Many of our motor skills, however, are not learned for immediate food or juice rewards but by matching ongoing performance to internal goals. Imagine that you are practicing a song on the piano and you want to play C sharp as the third note. If you happen to play F sharp instead, your brain will immediately recognize this as a mistake. There is nothing intrinsically good or bad about the sound of C sharp; all that matters is whether or not you wanted to hear it as the third note. How does the brain evaluate such internally guided motor sequences?
To try to understand how the brain evaluates performance, we study the zebra finch, a songbird that learns to sing a highly stereotyped motor sequence — a song with two to seven syllables — by trial and error. Juvenile zebra finches listen to their tutor’s song (often the father’s), store this song as a memory trace, or template, and spend the next two or three months learning to imitate it. Juvenile finches need to hear themselves while learning the song, indicating the importance of auditory feedback.
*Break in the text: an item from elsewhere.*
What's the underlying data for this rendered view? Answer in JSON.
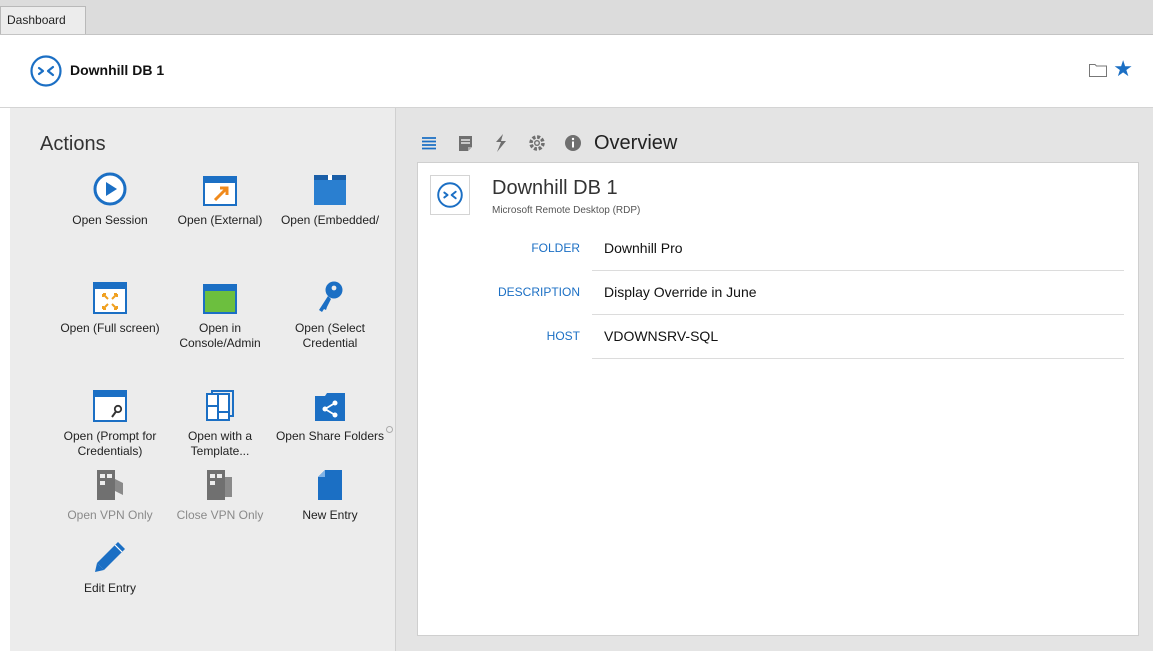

The songbird brain contains a discrete set of interconnected brain regions, called the ‘song system,’ that is dedicated to song learning. Similar to mammals, songbirds have dopamine neurons in the midbrain nucleus ventral tegmental area (VTA) that project to a song system nucleus called Area X (VTAx neurons), which resembles the mammalian basal ganglia. Do these VTAx neurons convey an error signal for song learning, even though song is internally evaluated? To test this idea, we recorded data from VTAx neurons in a singing bird. We used real-time song analysis software and auditory feedback to distort a specific song syllable 50 percent of the time, tricking the bird into thinking it sometimes sang the wrong syllable.
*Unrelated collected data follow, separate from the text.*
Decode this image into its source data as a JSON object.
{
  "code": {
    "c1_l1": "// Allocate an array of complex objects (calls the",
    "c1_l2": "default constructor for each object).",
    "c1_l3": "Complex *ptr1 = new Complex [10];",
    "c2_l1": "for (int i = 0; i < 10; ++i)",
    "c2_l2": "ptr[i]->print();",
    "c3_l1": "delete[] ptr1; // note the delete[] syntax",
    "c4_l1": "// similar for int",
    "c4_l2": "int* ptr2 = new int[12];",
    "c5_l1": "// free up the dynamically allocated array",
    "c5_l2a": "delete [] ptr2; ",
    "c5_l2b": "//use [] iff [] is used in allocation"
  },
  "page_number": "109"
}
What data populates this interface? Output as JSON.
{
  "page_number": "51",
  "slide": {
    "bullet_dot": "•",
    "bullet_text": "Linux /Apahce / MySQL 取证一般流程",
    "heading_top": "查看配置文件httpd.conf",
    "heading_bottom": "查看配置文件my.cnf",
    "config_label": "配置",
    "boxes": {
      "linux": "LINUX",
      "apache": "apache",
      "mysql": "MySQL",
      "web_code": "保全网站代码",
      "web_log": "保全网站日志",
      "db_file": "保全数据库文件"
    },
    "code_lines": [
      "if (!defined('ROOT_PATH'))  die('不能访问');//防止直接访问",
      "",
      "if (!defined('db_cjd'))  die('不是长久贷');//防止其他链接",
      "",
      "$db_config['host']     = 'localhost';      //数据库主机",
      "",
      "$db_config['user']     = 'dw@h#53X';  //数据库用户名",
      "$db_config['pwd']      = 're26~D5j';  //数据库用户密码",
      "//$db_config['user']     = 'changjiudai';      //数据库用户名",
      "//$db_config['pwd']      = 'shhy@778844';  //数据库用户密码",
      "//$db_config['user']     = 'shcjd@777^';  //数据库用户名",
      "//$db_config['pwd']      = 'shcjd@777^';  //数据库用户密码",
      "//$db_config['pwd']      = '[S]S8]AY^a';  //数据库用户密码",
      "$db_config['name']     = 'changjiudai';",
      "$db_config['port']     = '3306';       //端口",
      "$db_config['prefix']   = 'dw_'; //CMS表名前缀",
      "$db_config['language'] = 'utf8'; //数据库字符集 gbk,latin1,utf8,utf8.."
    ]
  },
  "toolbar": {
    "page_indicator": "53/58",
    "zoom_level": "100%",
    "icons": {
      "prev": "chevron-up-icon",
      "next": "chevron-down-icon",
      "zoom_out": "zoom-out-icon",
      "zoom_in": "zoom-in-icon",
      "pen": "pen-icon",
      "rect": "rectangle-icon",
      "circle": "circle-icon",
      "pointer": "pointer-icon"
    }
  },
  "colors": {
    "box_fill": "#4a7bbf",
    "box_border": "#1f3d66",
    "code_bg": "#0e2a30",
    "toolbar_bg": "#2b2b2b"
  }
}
We found that VTAx neurons suppressed firing after distorted syllables, indicating the bird performed worse than it expected to. Remarkably, the same neurons increased firing at the precise moment in the song when a distortion might have occurred but did not, indicating a better-than-predicted performance. These precisely timed activations suggest that birds predict how well they will sing based on recent practice. If this interpretation is correct, then the strength of dopamine-neuron activity should depend on the probability of distortion. In other words, if a specific note is likely to be distorted, an undistorted syllable is more surprising, and the dopamine neurons should be more active. On the other hand, if the probability of distortion is low, an undistorted syllable is less surprising, and the dopamine neurons should be less active.
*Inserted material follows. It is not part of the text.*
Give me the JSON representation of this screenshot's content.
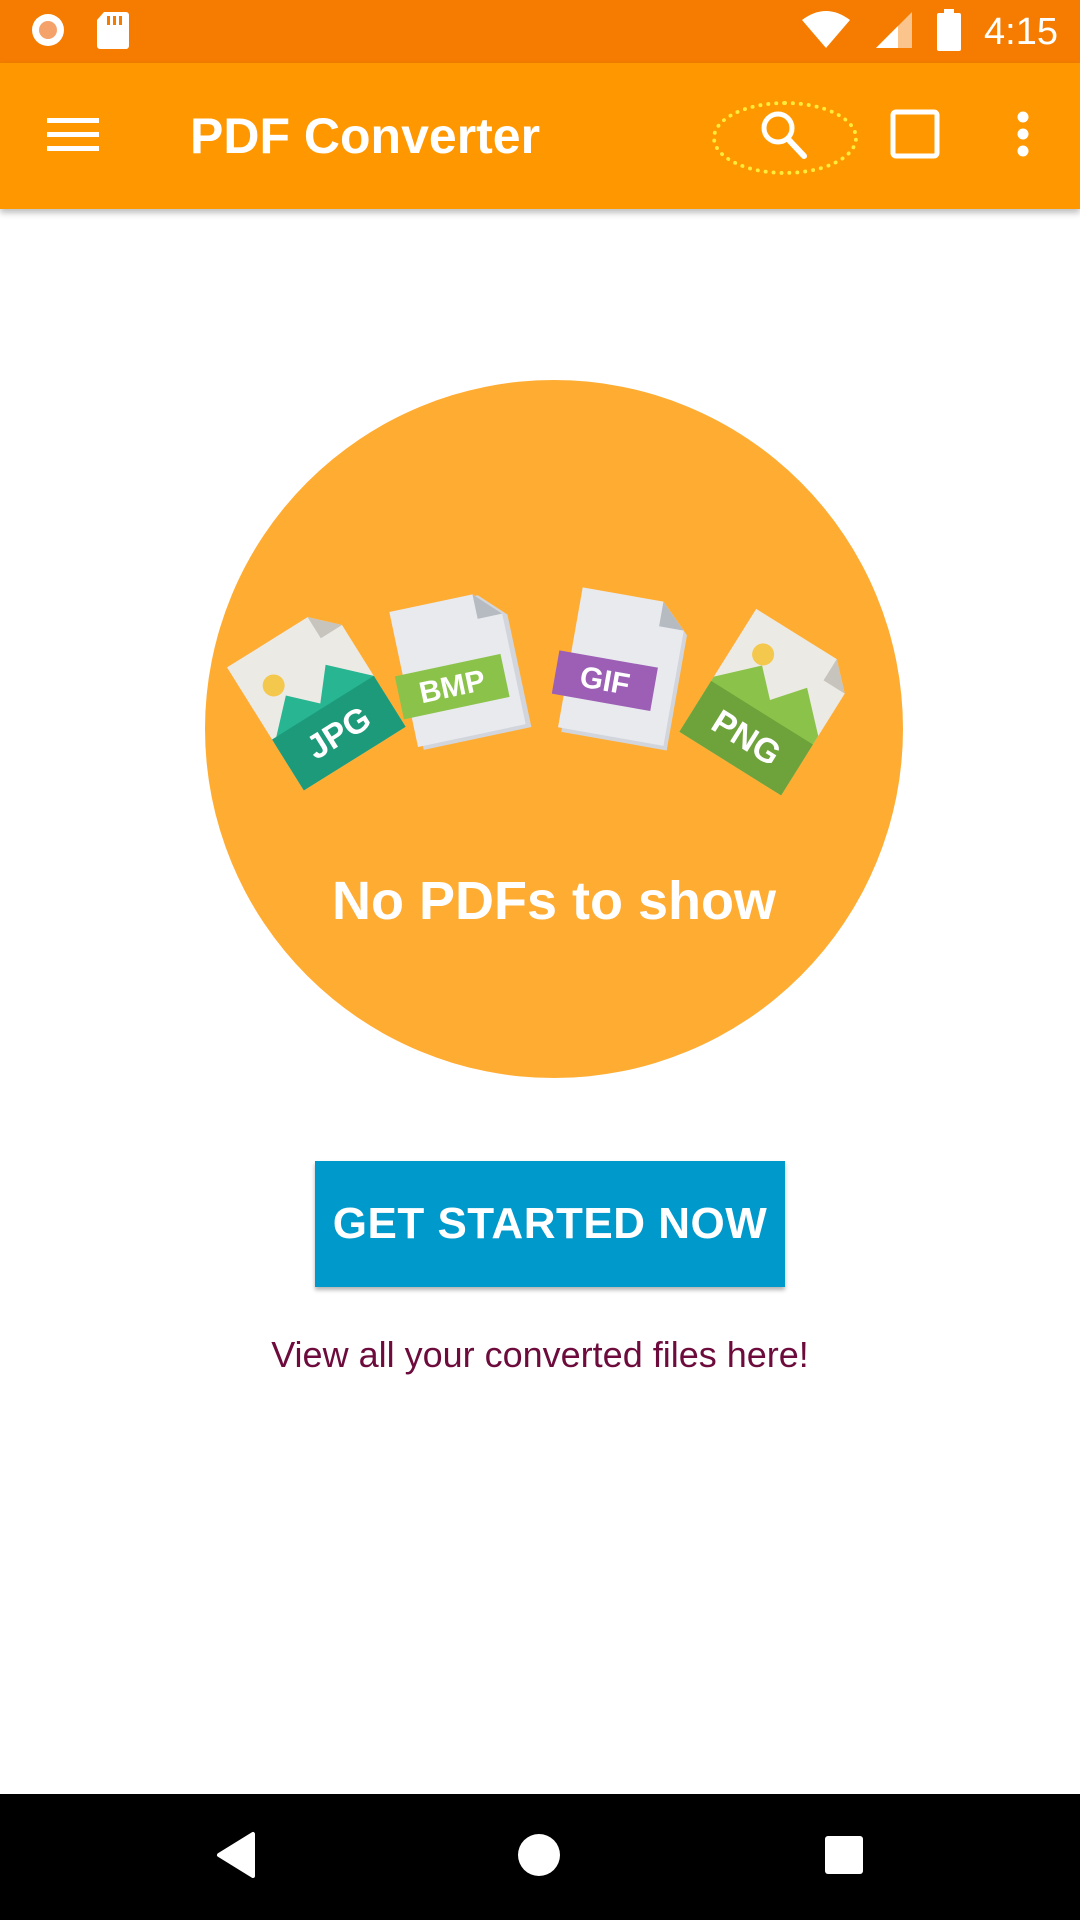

To test this hypothesis, we performed a two-target experiment where we distorted two different syllables of the song, the first syllable 50 percent of the time and the second syllable only 20 percent of the time. As expected, we found that dopamine neurons were more active in response to the more surprising undistorted first syllable than the less surprising undistorted second syllable. We published the results in Science in December 2016.
These findings suggest that dopamine neurons convey an error signal for song learning and maintenance. In addition, they show that birds not only compare their songs to the template, their ultimate goal, but also to a predicted performance quality, which is updated based on recent practice. More broadly, these results suggest that the principle of dopaminergic reward prediction error, which has been so extensively investigated in neuroscience, might generalize to the learning of complex motor sequences that are acquired by trial-and-error matching of ongoing performance to internal goals rather than in the pursuit of food or juice rewards. When you are practicing your song on the piano, and happen to hit just the right note, perhaps a brief burst of dopamine in the basal ganglia encourages you to hit that same note again the next time. In this context, these signals might be thought of as encoding ‘performance prediction error.’ Maybe the way to Carnegie Hall is indeed practice – or in other words, an addiction to the little bursts of dopamine that tell you, “You got it right!”